Egyptian Women: What Have They Gained?


Before International Women’s Day (IWD) 2012 rapidly fades from memory and policy-makers return to other problems faced in their respective countries, a look at how this day played out in Egypt may shed some light on the massive challenges Egyptian women will face in the coming years. Recent events indicate that activists may find the already formidable mountain of obstacles to climb even higher in light of the parliamentary resistance to internationally accepted norms promoting equality for women.

On March 8, hundreds of women marched from the Journalist’s Syndicate to the People’s Assembly in a demonstration demanding basic equality and political representation. Many women’s rights activists who participated feel that the government and parliamentarians deliberately ignore their concerns surrounding the freedom to choose their own roles in society, despite playing an integral part in the revolution that overthrew Hosni Mubarak and in the protests denouncing police and military abuse.

In many ways, they are correct. The Supreme Council of the Armed Forces and the interim government cancelled the already meager quota for female representatives in parliament shortly after Mubarak stepped down. As a result, less than 2% of the representation in the People’s Assembly and the Shura Council consists of women. To add insult to injury, some of those women actually oppose the freedoms guaranteed in the Convention on the Elimination of Discrimination Against Women (CEDAW), to which Egypt is a signatory.

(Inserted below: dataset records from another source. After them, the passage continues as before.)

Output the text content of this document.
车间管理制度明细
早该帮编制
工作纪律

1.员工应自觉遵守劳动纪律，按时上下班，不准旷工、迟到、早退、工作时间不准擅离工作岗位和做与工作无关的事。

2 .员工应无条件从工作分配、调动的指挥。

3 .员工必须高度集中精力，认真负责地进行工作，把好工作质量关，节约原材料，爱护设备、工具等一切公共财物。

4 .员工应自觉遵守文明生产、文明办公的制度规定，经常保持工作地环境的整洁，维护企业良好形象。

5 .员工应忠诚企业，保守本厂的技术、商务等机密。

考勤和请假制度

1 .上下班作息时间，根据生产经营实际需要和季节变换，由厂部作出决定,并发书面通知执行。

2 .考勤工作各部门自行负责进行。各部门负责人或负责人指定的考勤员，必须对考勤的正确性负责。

At a women’s conference organized by the Freedom and Justice Party (FJP) on March 9, Daily News Egypt reported that FJP parliamentarian Manal Aboul Hassan defended the Islamist view discouraging political participation. She condemned Mubarak-era remnants of supporting the “limited view” of women’s rights imposed by international law. Fellow FJP member and MP Hoda Youssef also claimed that family cohesion dictates a woman’s role in society, and lambasted the former regime for supporting policies and “foreign agendas” that encouraged conflict between men and women.

Sadly, the rejection of those international norms protecting women’s right to self-determination in Egypt should surprise no one. Public instances of sexual harassment and assault had increased significantly even before Mubarak’s ouster. During the revolution, reports of groups of men groping and tearing at women filtered through the media. The “virginity testing” controversy almost one year ago today illustrated the beginning of a systematic attack on women to prevent them from taking part in protests against the interim government and security forces.

Police harassment of female reporters in particular made headlines with the assault on Lara Logan, Mona al-Tahawy, and others covering the events in Tahrir throughout the past year and during the Occupy Cabinet protests in November and December. The woman stripped and beaten by military security forces received so much international attention that it shamed the SCAF into an apology to Egyptian women.

Despite legal mechanisms to address these crimes against women (though the courts have yet to convict perpetrators), a number of social factors support the regressive views. Jobs resonated with the people as one of the demands of the revolution. “Bread, freedom, and social justice,” was a call commonly heard in Tahrir and the fragile Egyptian economy since the onset of the revolution last year has accentuated the need for stable employment. Paternalistic cultural habits and an increase in conservative views over the past few decades place men at the center of economic development as the designated bread winner in families. Cultural pride and a fragile male ego would also strongly dissuade women from the economic empowerment commonly viewed as a man’s domain, and encourage the push for a woman’s role in the home over the workplace or politics.

Lastly, the xenophobic tendency most recently riled up as a result of the NGO controversy lends itself to the sense that international norms remain a Western idea unreflective of Arab or Muslim values. Many Islamist parliamentarians hold the view that institutes such as the reconstituted National Council for Women derive from the former regime and promote foreign agendas – a view that sparked a statement from the FJP calling for converting the institution to the National Council for Families.

The flaws in the Islamist reasoning – from the moral imperative to grant women the right to choose their own destiny to the need for institutions that could help achieve those rights to the political and economic benefits gained from women’s empowerment – extend beyond the scope of this discussion. Suffice it to say, the revolution has not been kind to women and the mass cultural shift, sometimes driven by a supportive government, is not forthcoming. Women’s rights activists can only hope that as the democratic transition proceeds, opportunities to assert their human rights will emerge and may lead to a more gradual shift in thinking. Egyptian women have a large mountain to climb indeed.

Tarek Radwan is an Egyptian human rights activist specializing in international law and conflict resolution. He has worked for Human Rights Watch’s MENA division and the United Nations mission (UNAMID) in Darfur as a Human Rights Officer. He currently provides consulting services on civilian protection and Middle East issues.